If the credit received to enter the trade is $5.00, the max profit would be $500 and the max loss would be -$500 ($500-$1000).
As previously mentioned, option legs that are ATM or near the stock price are more expensive than OTM legs. Therefore, when selling the four legs as a single position, the position receives a net credit.
This iron butterfly reaches maximum profit if at expiration the underlying is trading at $100.
It reaches maximum loss if the underlying is above the long call strike ($110) or below the long put strike ($90).
Like the iron butterfly, iron condors have two short options and two long options. All options have the same expiration.
However, the two short legs – a call and a put – are sold out-of-the-money. The short call is sold above the stock’s price and the short put is sold below the stock’s price.
Again, the two long legs are purchased further out-of-the-money for protection (above the short call and below the short put).
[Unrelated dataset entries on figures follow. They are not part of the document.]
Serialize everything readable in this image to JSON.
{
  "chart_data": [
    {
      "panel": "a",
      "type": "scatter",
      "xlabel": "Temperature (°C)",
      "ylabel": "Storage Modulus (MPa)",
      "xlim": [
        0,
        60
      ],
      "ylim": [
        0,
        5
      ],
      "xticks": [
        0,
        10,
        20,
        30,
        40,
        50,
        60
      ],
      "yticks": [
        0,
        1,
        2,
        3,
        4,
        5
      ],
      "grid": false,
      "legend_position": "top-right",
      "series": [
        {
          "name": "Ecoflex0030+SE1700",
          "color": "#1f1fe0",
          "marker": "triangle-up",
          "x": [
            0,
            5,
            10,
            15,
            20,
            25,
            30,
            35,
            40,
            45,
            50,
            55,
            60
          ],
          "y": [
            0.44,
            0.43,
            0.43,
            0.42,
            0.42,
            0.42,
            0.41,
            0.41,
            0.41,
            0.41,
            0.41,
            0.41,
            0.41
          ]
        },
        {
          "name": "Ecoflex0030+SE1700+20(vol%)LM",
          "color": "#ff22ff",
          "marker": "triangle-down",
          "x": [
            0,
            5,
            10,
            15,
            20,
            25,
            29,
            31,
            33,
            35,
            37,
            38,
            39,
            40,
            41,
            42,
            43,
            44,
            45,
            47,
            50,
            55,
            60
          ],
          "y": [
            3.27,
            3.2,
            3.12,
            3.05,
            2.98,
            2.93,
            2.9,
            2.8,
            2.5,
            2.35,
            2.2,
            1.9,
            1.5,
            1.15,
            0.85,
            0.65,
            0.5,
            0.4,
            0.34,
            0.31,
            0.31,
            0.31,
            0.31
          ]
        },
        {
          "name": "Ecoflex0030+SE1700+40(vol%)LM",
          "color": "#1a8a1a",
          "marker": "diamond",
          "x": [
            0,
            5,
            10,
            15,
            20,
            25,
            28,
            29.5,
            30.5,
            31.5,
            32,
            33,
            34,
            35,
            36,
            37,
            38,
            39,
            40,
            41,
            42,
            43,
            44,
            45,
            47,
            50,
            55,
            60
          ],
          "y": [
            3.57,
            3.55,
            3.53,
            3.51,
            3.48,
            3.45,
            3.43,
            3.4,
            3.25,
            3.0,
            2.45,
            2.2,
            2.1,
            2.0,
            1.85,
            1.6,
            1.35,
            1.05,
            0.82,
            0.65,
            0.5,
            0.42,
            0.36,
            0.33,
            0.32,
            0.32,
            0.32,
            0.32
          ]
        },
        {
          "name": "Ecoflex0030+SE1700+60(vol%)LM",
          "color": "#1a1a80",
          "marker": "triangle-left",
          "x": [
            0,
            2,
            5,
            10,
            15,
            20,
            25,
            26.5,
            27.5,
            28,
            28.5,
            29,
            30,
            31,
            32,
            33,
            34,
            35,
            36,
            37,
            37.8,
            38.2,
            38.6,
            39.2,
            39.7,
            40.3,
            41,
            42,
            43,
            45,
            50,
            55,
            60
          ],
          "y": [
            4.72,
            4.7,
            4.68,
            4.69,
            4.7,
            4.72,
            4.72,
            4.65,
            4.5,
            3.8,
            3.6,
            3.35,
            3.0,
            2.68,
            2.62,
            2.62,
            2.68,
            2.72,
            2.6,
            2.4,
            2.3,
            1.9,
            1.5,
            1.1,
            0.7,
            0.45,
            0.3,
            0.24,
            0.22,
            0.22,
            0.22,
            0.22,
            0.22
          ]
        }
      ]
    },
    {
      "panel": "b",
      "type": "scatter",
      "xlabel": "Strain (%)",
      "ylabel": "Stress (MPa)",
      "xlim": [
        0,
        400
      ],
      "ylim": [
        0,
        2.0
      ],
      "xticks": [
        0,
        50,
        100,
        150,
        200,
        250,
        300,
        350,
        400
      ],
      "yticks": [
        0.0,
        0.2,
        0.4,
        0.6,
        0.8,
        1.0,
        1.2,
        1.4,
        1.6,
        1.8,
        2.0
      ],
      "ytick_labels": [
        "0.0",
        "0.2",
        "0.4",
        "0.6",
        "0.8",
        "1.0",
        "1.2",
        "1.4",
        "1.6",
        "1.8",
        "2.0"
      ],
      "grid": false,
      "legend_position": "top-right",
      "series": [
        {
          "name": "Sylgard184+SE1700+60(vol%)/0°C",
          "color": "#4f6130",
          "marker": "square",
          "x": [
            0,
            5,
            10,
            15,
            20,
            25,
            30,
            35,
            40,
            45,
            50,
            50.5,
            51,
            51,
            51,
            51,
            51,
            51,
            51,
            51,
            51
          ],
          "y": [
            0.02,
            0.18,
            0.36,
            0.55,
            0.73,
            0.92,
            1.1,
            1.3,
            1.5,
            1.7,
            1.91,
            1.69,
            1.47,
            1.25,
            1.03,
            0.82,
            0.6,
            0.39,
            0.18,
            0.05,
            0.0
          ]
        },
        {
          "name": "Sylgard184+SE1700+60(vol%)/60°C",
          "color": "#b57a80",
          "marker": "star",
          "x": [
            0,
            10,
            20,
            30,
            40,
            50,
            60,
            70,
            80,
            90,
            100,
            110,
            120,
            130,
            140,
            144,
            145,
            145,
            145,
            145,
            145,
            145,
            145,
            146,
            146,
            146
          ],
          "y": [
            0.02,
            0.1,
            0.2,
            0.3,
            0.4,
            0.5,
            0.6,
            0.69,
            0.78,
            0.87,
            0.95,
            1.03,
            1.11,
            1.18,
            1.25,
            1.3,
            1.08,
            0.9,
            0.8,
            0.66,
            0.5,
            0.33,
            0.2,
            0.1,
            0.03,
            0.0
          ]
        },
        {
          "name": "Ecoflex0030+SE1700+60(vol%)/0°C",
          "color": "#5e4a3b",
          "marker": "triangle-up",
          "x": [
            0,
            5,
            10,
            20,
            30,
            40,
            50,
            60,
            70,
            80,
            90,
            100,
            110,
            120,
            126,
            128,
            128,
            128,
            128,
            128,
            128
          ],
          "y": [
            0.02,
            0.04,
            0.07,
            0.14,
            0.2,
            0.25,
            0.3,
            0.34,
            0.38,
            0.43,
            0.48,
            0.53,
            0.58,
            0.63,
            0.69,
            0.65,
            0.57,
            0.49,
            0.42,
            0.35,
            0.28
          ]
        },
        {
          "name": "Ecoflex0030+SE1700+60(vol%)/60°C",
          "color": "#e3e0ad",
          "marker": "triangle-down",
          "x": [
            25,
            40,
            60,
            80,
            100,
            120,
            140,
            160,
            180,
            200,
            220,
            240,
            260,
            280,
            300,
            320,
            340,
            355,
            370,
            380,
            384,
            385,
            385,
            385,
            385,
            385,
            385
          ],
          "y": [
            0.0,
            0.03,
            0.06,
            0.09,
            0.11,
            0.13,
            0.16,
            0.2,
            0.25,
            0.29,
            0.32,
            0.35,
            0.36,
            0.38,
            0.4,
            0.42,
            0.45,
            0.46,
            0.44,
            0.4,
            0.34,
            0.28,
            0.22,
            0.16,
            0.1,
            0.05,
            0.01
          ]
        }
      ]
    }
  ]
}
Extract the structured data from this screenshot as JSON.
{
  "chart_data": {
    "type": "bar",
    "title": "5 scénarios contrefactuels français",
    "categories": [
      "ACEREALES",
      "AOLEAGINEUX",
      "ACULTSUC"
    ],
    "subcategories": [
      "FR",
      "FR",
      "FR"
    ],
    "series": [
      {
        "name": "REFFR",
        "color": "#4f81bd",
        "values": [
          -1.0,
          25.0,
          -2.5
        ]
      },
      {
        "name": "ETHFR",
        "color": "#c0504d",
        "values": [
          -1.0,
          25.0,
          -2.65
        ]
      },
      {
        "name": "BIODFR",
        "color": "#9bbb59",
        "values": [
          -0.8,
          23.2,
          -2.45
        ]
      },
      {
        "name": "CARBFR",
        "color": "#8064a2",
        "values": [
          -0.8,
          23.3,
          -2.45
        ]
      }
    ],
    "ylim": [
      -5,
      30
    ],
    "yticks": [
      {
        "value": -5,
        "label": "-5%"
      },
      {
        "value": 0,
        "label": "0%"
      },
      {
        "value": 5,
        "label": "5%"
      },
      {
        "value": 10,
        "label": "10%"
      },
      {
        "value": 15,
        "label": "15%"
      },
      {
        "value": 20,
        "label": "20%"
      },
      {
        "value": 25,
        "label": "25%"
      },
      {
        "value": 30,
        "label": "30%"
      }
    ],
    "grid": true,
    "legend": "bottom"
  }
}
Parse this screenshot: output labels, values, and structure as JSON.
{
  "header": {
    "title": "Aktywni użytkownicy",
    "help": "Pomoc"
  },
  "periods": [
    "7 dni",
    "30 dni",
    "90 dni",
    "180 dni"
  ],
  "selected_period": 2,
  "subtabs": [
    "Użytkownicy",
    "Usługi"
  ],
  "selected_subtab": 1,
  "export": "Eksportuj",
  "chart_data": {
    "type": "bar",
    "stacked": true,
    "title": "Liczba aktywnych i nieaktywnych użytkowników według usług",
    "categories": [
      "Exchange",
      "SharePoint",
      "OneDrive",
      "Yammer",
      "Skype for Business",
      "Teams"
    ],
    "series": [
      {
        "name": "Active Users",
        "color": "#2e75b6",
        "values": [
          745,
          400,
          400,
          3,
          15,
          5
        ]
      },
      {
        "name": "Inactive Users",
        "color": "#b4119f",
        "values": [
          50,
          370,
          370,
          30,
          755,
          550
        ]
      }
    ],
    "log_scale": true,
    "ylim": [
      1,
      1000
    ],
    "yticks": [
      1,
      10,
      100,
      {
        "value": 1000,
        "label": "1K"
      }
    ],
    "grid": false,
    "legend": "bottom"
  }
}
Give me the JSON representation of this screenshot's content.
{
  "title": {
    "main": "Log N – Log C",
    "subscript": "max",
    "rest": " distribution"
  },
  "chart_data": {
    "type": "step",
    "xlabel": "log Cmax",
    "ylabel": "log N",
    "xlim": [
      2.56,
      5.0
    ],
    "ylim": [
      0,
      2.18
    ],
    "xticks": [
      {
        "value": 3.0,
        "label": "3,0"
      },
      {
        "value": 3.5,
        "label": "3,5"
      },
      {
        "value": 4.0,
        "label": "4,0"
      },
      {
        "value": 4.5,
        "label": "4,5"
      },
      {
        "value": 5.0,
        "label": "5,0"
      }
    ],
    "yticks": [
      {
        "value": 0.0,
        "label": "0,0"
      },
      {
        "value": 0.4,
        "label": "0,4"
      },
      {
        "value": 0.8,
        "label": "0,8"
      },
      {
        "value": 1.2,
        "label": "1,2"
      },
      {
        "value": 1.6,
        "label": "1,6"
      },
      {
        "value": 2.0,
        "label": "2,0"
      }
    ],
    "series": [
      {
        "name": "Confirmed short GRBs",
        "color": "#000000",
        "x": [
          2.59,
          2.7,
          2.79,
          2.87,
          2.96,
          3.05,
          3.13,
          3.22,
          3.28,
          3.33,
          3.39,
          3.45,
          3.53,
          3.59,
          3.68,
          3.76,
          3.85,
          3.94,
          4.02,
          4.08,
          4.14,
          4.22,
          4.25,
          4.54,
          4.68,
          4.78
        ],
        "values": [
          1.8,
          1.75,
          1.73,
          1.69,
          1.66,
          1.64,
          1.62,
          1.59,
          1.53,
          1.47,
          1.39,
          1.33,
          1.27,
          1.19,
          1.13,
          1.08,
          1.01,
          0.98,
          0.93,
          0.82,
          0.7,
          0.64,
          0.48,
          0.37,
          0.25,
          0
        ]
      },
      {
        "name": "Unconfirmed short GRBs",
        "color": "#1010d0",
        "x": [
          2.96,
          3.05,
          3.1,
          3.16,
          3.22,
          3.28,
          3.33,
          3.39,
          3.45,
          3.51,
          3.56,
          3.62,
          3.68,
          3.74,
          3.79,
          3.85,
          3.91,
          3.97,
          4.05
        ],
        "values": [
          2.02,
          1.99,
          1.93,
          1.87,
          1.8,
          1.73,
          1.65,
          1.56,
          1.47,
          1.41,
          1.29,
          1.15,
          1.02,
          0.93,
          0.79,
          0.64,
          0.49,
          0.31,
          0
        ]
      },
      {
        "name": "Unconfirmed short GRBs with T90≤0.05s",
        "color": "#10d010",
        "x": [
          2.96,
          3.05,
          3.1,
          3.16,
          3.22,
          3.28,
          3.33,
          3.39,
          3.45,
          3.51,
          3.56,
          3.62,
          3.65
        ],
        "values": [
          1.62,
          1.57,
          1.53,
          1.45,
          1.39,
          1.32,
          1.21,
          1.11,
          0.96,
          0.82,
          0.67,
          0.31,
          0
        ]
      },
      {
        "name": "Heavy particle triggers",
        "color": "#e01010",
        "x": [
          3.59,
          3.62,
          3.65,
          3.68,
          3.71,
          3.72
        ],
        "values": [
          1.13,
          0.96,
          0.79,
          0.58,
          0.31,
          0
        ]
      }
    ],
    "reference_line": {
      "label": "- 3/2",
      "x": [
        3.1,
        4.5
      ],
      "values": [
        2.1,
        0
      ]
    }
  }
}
You can also think of the position as two credit spreads sold above and below the current stock price. Like the iron butterfly, you receive a credit to initiate the trade.
For example, if a stock is trading at $100, a bull put spread could be opened by selling a put at the $95 strike price and buying a put at the $90 strike price. A bear call spread could be opened by selling a call at the $105 strike price and buying a call at the $110 strike price.
This creates a $5 wide iron condor centered at $100.
The iron condor realizes maximum profit if at expiration the underlying is between the short strikes, and the max loss occurs if the stock is above the long call or below the long put.
How an iron butterfly is different from an iron condor
The difference between the iron condor and iron butterfly amounts to structure and risk.
As you can see from the payoff diagrams above, iron condors have a wider profit zone than the iron butterfly. However, the iron butterfly has a higher profit potential than the iron condor.
Because the iron butterfly sells ATM options, it has higher vega exposure than the iron condor.
What strategy is better?
Neither strategy is necessarily better than the other. Which strategy a trader chooses depends on their outlook for volatility, directional bias, liquidity preference, and risk tolerance.